Szkaplerz nie jest jedynym przykładem galanterii religijnej. Ma brata-bliźniaka w judaizmie. To „tallit-katan” – bardzo podobny rodzaj kamizelki wkładanej przez głowę, na czterech rogach ma cicit – frędzle. Cicit robi się z ośmiu nitek (na pamiątkę obrzezania w ósmym dniu po narodzinach) zawiązanych w pięć węzłów (na pamiątkę Pięcioksięgu Mojżesza). Podobnie jak szkaplerz nosi się go pod ubraniem. Jedynie nitki wystają na zewnątrz.

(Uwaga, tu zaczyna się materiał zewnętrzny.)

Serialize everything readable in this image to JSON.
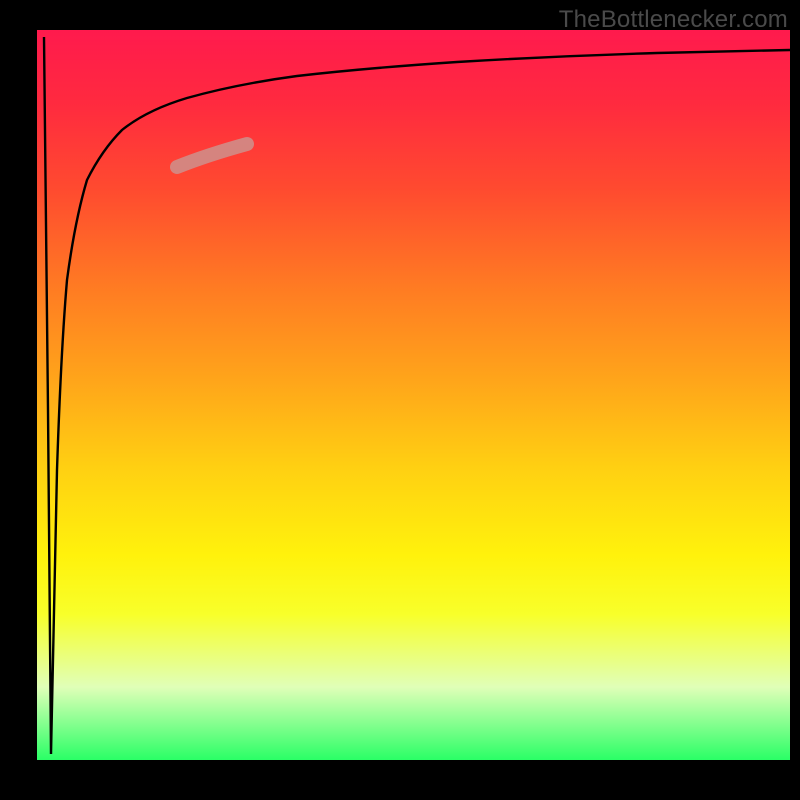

Tego rodzaju skojarzenia nie zaskakują, gdy weźmie się pod uwagę miejsce góry Karmel w Starym Testamencie. Kwaterowali tutaj kapłani Baala, których pokonał prorok Eliasz (1 Krl 18,20nn). W czasach Eliasza panowała śmiertelnie groźna susza. Aż sługa Eliasza (1 Krl 18,42nn) dostrzegł z Góry Karmel unoszący się nad morzem niewielki obłok, zwiastujący wielki deszcze. Tradycja chrześcijańska widzi w tej chmurze zapowiedź Maryi, w życiodajnym deszczu – obecność samego Chrystusa: jak przez Ewę na świat przyszła śmierć, tak przez Maryję na świat przychodzi życie. To dlatego w Adwencie śpiewamy: Niebiosa! Rosę spuśćcie nam z góry, Sprawiedliwego wylejcie chmury – a słowa te są parafrazą proroka Izajasza (Iz 45,8).